Il est à l’origine de la vie, le principal régulateur du climat, une source de nourriture essentielle pour l’humanité, riche d’une incroyable biodiversité, le dernier grand espace de liberté. Et nous l’étouffons, nous le carbonisons dans un incendie immense bien qu’invisible.
Tous nous bénéficions de ses bienfaits ; tous nous devons nous en sentir et savoir responsables, comme d’un bien commun essentiel pour l’Humanité.

L’appel que nous avons lancé en juin 2018 trouve des échos.

  • Lors du sommet du G7 à Biarritz, le président de la République a dit sa « volonté d’agir pour l’Océan ».
  • En conclusion du G7 des présidents des Parlements, à Brest, ceux-ci ont fait une déclaration commune dans laquelle ils disent souhaiter « insister sur l’importance d’une mobilisation générale en faveur des océans comme bien commun ».
  • Dans sa vidéo mensuelle rendue publique le 31 août, le pape François appelle à ce que « les politiques, scientifiques et économistes travaillent ensemble pour la protection des mers et des océans ».
Il est grand temps de passer des paroles aux actes, de réduire nos émissions de chaleur et de gaz, nos pollutions, nos surexploitations qui le dévastent.
Il est grand temps de le traiter comme un véritable bien commun, dont nous sommes seulement les dépositaires vis-à-vis des générations à venir.
Il est grand temps de regarder la réalité en face, de changer nos comportements individuels et d’exiger des Etat qu’ils fassent prévaloir l’intérêt général sur les égoïsmes nationaux.

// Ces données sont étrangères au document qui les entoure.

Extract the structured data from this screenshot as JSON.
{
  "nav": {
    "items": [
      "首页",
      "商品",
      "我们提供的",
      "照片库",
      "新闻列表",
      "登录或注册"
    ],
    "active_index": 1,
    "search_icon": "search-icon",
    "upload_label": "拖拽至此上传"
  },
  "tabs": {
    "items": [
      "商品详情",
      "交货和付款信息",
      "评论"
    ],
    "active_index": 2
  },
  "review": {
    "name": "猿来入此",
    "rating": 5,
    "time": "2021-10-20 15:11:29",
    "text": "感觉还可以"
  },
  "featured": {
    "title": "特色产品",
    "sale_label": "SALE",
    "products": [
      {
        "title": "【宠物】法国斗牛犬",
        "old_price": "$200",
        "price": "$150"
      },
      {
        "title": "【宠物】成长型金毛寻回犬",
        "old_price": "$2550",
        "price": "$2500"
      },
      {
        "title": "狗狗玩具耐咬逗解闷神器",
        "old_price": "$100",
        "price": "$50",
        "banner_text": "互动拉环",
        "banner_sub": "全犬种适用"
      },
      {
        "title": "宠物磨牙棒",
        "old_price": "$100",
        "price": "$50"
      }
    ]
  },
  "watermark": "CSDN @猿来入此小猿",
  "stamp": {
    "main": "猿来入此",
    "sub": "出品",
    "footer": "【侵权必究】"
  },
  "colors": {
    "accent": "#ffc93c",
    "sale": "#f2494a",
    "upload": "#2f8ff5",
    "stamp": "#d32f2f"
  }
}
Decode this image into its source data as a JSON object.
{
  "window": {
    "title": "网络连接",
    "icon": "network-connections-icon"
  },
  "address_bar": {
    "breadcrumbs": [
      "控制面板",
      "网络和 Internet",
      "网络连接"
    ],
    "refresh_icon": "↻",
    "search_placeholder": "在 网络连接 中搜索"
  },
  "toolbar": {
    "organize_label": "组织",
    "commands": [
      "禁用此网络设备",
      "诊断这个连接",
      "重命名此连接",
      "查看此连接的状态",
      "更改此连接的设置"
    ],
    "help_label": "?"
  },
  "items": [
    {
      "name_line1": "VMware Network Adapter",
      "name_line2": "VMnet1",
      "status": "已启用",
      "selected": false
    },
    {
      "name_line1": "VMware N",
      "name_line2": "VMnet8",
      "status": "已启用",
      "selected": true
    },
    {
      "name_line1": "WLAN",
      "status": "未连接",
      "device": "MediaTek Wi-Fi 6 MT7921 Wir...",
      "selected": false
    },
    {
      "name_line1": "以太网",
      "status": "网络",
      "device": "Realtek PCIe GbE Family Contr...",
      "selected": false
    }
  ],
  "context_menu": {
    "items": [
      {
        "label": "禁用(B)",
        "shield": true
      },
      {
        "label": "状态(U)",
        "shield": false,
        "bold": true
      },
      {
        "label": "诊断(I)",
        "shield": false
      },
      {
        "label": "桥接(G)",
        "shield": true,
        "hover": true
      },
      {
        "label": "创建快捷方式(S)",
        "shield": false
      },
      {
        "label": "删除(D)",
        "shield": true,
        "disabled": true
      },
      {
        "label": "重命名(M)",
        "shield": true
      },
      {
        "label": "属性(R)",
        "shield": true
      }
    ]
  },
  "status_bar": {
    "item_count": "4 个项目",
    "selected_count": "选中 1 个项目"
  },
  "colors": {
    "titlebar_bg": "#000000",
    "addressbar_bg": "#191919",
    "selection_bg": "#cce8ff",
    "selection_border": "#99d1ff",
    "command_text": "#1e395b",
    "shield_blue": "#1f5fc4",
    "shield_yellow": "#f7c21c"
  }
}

Faire reconnaître l’Océan, comme un bien commun de l’Humanité au niveau des Nations Unies, est l’ambition de notre appel. Il a pour objectif de faire prendre conscience à tous… -Individus, associations, entreprises, ONG, Etats – de l’importance extrême de l’Océan pour la vie et de la responsabilité individuelle et collective qui est la nôtre pour sa préservation et son utilisation durable : de notre devoir d’agir pour sa sauvegarde.
Suivi depuis son lancement par le gouvernement Français, il est soutenu par personnalités et des organismes très divers : coureurs au large, parlementaires, universités, associations, entreprises.
Il fait l’objet de travaux de réflexion pour en permettre sa mise en œuvre adaptée dans le monde entier, quelques soient les cultures, traditions et modes de vie.
Sa diffusion à l’international se fait au travers d’évènements et de relais. Sa prise en compte dans des accords internationaux est recherchée et une motion sera proposée lors du prochain congrès mondial de l’Union internationale de conservation de la nature (UICN).